I actually read what’s written on sweatshirts and T-shirts, and I also carefully examine the logos on apparel. They say a lot about both our culture and the wearer—likewise, bumper stickers. Some of the messages are conscious and deliberate and some are unconscious.
Anyway, many years ago I worked with a therapist a couple years older who was deeply into Transactional Analysis (TA). That’s the “Games People Play” and “I’m Ok–You’re OK” therapeutic model. Apparently who I was at that stage of my life bugged this lady because she’d take potshots at me from time to time. Perhaps she was just bitter because she was very unattractive and she knew I viewed her as such.
In TA they used to speak of what was written on one’s imaginary sweatshirt. What was written on the front was how you presented yourself to the world. And then what was written on the back was how you left folks. Penny said my sweatshirt announced, “Turn me on.” And on the back it said, “I knew you couldn’t.” I realized it was a put-down, but sadly, also insightful and funny. I took it to heart. Though, that was not Penny’s intention, I think God was telling me something. This was circa 1971, and I realize that while I’ve become a more mature and kinder person part of that message probably still has some validity.
Memorable bumper stickers:
Possibly the cleverest ever was spied by me many years ago on I-75 in Tennessee. I’m a fairly slow, safe driver. If I pass someone on the Interstate it’s likely because they are driving really, really slow. I tend to chug along in the right lane a respectful distance from the car ahead of me. I do this because there are fewer decisions to make and also it gives me more of an opportunity to look at the scenery and daydream. Generally, if they slow down, I slow down. This used to drive my wife crazy. . . but that’s another story.
Anyway, its circa 1981 and I’m chugging on up I-75 for my annual August vacation to visit family up North, and I gradually creep up on an old beater of a Pontiac going barely 55. As I pass him I notice on the left rear bumper: “Speed on Brother, Hell ain’t half full.”
It was funny and in a way terribly profound. I’ve never seen another with the same message.
The next best one was flat out hysterical and also unique. I’m going thru a Mickey D’s drive thru in Sanford. Central Floridians will best grasp the significance of that. Anyway, on the rear bumper of the pickup ahead of me: “I was going to work today. . . but the voices told me to stay home and clean my gun.”
I could barely keep my Happy Meal down from snorting the Diet Coke.
And then there is the one heading this article. Yes, that’s me circa 1972 holding the bumper sticker that reads: “Support Mental Health. . . or I’ll Kill You” I never actually put that one on my car. It was too good and so it was stuck to my bulletin board in my office at the Illinois Dept of Mental Health in Rockford. I have no idea what happened to it—somebody likely filched it.

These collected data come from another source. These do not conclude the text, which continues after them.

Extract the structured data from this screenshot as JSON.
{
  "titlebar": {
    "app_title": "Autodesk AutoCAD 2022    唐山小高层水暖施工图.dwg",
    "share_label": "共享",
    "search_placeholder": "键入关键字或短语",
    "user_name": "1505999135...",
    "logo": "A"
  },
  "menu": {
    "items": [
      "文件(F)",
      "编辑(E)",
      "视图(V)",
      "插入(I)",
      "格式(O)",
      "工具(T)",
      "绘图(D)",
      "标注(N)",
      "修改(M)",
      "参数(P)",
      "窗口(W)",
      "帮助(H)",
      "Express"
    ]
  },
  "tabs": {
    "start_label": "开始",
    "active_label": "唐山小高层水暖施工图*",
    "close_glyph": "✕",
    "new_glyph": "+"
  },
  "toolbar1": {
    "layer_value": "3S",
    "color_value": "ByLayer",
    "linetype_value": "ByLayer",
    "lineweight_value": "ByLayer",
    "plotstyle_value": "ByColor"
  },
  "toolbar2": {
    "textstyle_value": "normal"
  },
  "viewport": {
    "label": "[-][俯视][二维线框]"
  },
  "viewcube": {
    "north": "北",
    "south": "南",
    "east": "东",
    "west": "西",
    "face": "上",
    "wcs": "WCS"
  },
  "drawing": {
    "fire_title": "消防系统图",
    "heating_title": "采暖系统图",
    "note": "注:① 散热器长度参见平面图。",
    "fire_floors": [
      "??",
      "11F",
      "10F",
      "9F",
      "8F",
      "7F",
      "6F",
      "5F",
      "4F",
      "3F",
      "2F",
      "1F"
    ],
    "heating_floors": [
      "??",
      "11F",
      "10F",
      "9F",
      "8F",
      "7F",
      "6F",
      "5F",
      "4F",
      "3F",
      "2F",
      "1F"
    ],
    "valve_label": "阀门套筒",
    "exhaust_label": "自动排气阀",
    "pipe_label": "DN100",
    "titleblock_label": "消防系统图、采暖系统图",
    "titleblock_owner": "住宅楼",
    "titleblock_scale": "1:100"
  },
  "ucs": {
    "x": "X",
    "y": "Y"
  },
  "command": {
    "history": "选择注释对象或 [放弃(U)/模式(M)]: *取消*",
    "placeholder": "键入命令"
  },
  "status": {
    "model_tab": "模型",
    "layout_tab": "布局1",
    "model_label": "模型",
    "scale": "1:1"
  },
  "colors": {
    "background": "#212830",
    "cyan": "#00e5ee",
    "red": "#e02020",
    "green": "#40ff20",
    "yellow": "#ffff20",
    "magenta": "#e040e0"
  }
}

Back in the early-90s I worked at a Devereux clinic. Our clients were largely Medicaid kids from poor families. Those who weren’t black or Hispanic were white rednecks. One of the mother’s that I worked with won a shock-jock’s radio station’s “Big Butt” contest. Well, it was something that set her apart from the crowd and she (sadly) was rather proud of this distinction.
There was another redneck woman who dutifully brought her two young children to their counseling appt every week. They weren’t my clients so I didn’t know their story, but many of our kids were victims of abuse and neglect—but mostly just kids of adults with the lowest common denominator in values and parenting skills. On this mother’s back bumper were two signs: “I may be a mean, evil bitch. . . but at least I’m good at it.” and on the other side of the bumper: “I’d slap you. . . but shit splatters.”
Even as cynical as I was at that stage of my life those messages left me immeasurably sad, and I will forever be haunted wondering who those two kids grew up to be.